マンション経営における利回り

利回りとは、簡単にいうと「投資したお金に対して得られるリターン」がどの程度の割合かを表したもので、投資判断のための一つの指標です。

マンション経営では、主にWEB上でしばしば高利回りをうたった物件広告を見ることができます。もちろん、中には高利回りで優良なお宝物件が存在している可能性もありますが、「見栄えだけの良い高利回り物件」も存在しているため、本当に実質的な利益を生み出すことができるかどうかを、しっかりと見極めなければなりません。

2つの利回り——「表面利回り」「実質利回り」

表面利回りは、以下の計算方法で求めることができます。

年間家賃収入÷不動産購入価格×100

しかし、これはあくまでも「表面上」の算出方法です。運営費(税金やメンテナンス費用、手数料など)や修繕費など、発生するであろう出費が含まれていません。

これらを年間で考え、出費も含めて算出したものが、実質利回りです。実質利回りは、次の計算式で求めることができます。

(年間家賃収入-諸経費)÷(物件価格+諸費用)×100

表面利回りしか提示されていない投資物件だとしても、投資をする自己責任において諸経費などを確認し、実質利回りを確認する必要があるといえるでしょう。

高利回り・低い利回りの物件でも、選別が必要

高利回りの物件とは、どのような物件なのでしょうか?

地方の中古アパートなど、低価格で購入でき、家賃は高い物件は高利回りといえます。
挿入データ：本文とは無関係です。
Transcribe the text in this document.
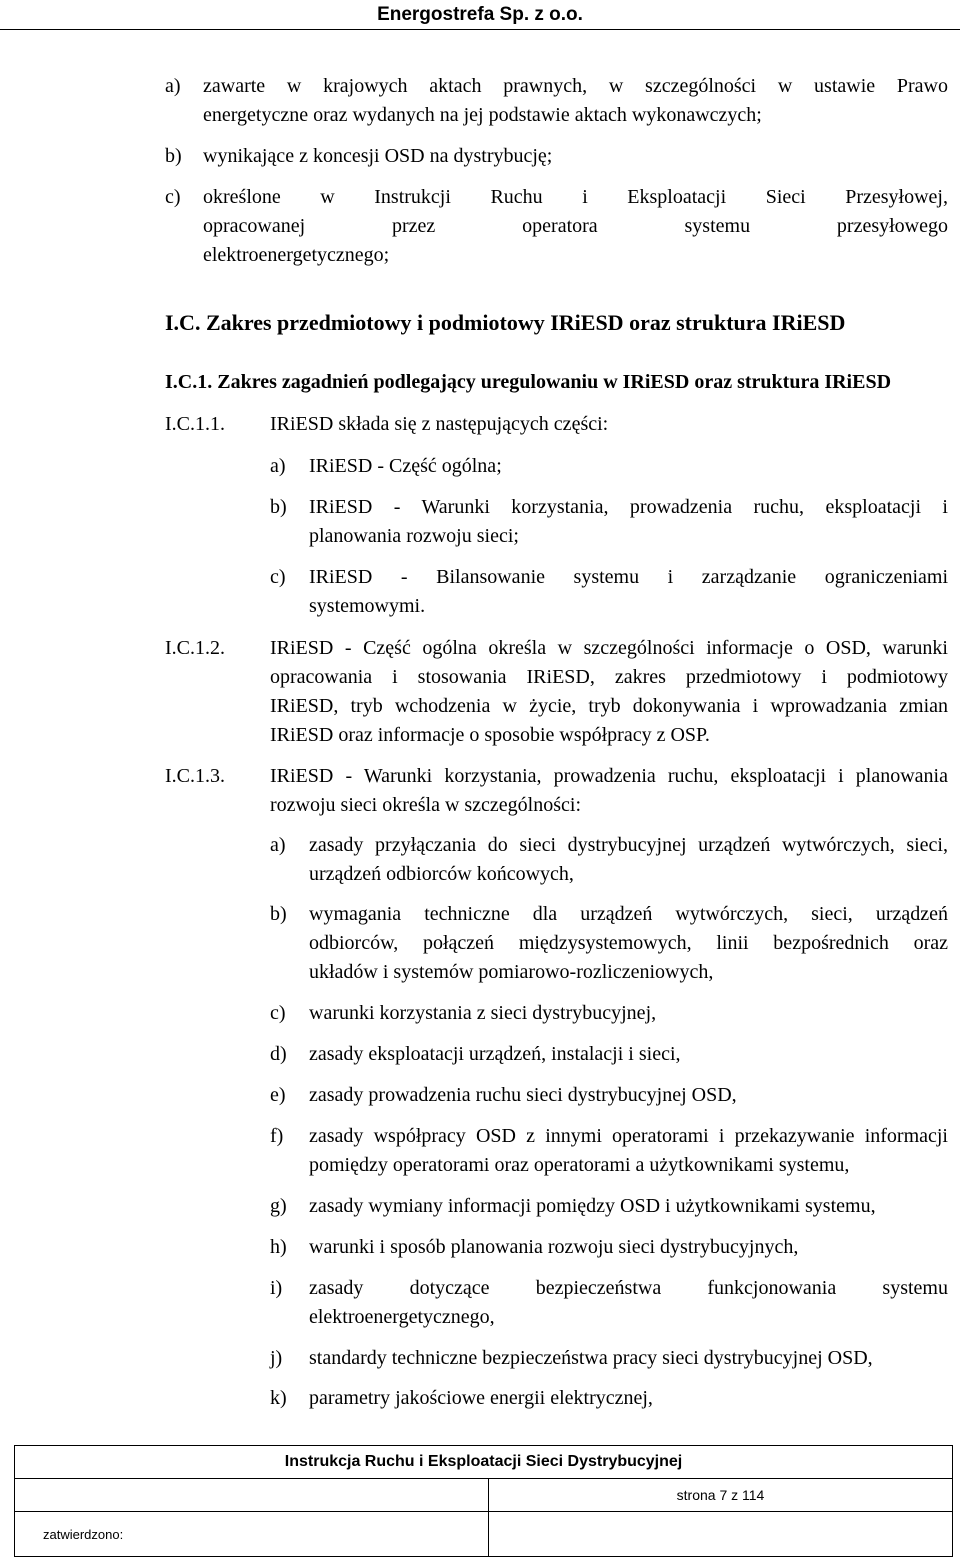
Energostrefa Sp. z o.o.
a)	zawarte w krajowych aktach prawnych, w szczególności w ustawie Prawo
energetyczne oraz wydanych na jej podstawie aktach wykonawczych;
b)	wynikające z koncesji OSD na dystrybucję;
c)	określone w Instrukcji Ruchu i Eksploatacji Sieci Przesyłowej,
opracowanej przez operatora systemu przesyłowego
elektroenergetycznego;
I.C. Zakres przedmiotowy i podmiotowy IRiESD oraz struktura IRiESD
I.C.1. Zakres zagadnień podlegający uregulowaniu w IRiESD oraz struktura IRiESD
I.C.1.1. IRiESD składa się z następujących części:
a)	IRiESD - Część ogólna;
b)	IRiESD - Warunki korzystania, prowadzenia ruchu, eksploatacji i
planowania rozwoju sieci;
c)	IRiESD - Bilansowanie systemu i zarządzanie ograniczeniami
systemowymi.
I.C.1.2. IRiESD - Część ogólna określa w szczególności informacje o OSD, warunki
opracowania i stosowania IRiESD, zakres przedmiotowy i podmiotowy
IRiESD, tryb wchodzenia w życie, tryb dokonywania i wprowadzania zmian
IRiESD oraz informacje o sposobie współpracy z OSP.
I.C.1.3. IRiESD - Warunki korzystania, prowadzenia ruchu, eksploatacji i planowania
rozwoju sieci określa w szczególności:
a)	zasady przyłączania do sieci dystrybucyjnej urządzeń wytwórczych, sieci,
urządzeń odbiorców końcowych,
b)	wymagania techniczne dla urządzeń wytwórczych, sieci, urządzeń
odbiorców, połączeń międzysystemowych, linii bezpośrednich oraz
układów i systemów pomiarowo-rozliczeniowych,
c)	warunki korzystania z sieci dystrybucyjnej,
d)	zasady eksploatacji urządzeń, instalacji i sieci,
e)	zasady prowadzenia ruchu sieci dystrybucyjnej OSD,
f)	zasady współpracy OSD z innymi operatorami i przekazywanie informacji
pomiędzy operatorami oraz operatorami a użytkownikami systemu,
g)	zasady wymiany informacji pomiędzy OSD i użytkownikami systemu,
h)	warunki i sposób planowania rozwoju sieci dystrybucyjnych,
i)	zasady dotyczące bezpieczeństwa funkcjonowania systemu
elektroenergetycznego,
j)	standardy techniczne bezpieczeństwa pracy sieci dystrybucyjnej OSD,
k)	parametry jakościowe energii elektrycznej,
Instrukcja Ruchu i Eksploatacji Sieci Dystrybucyjnej	
	strona 7 z 114
zatwierdzono:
しかし、地方で人が集まりづらい立地であれば、オーナーの自助努力で空室を防がなければならず、建物が古くなっていればその分、修繕費もかさみます。

対して、都心の好立地にある物件は、家賃収入も高いですが物件価格も高く、低い利回りをたたき出している場合があります。しかし、好立地のため、継続して入居がつきやすく、安定した収益を上げられるケースもあります。

このように、利回りが高ければ良い、低ければ悪いという単純な図式は成立しないのです。

見栄えがいい利回りを鵜呑みにせず、実際にかかる費用や見えづらい作業を踏まえた投資判断が必要です。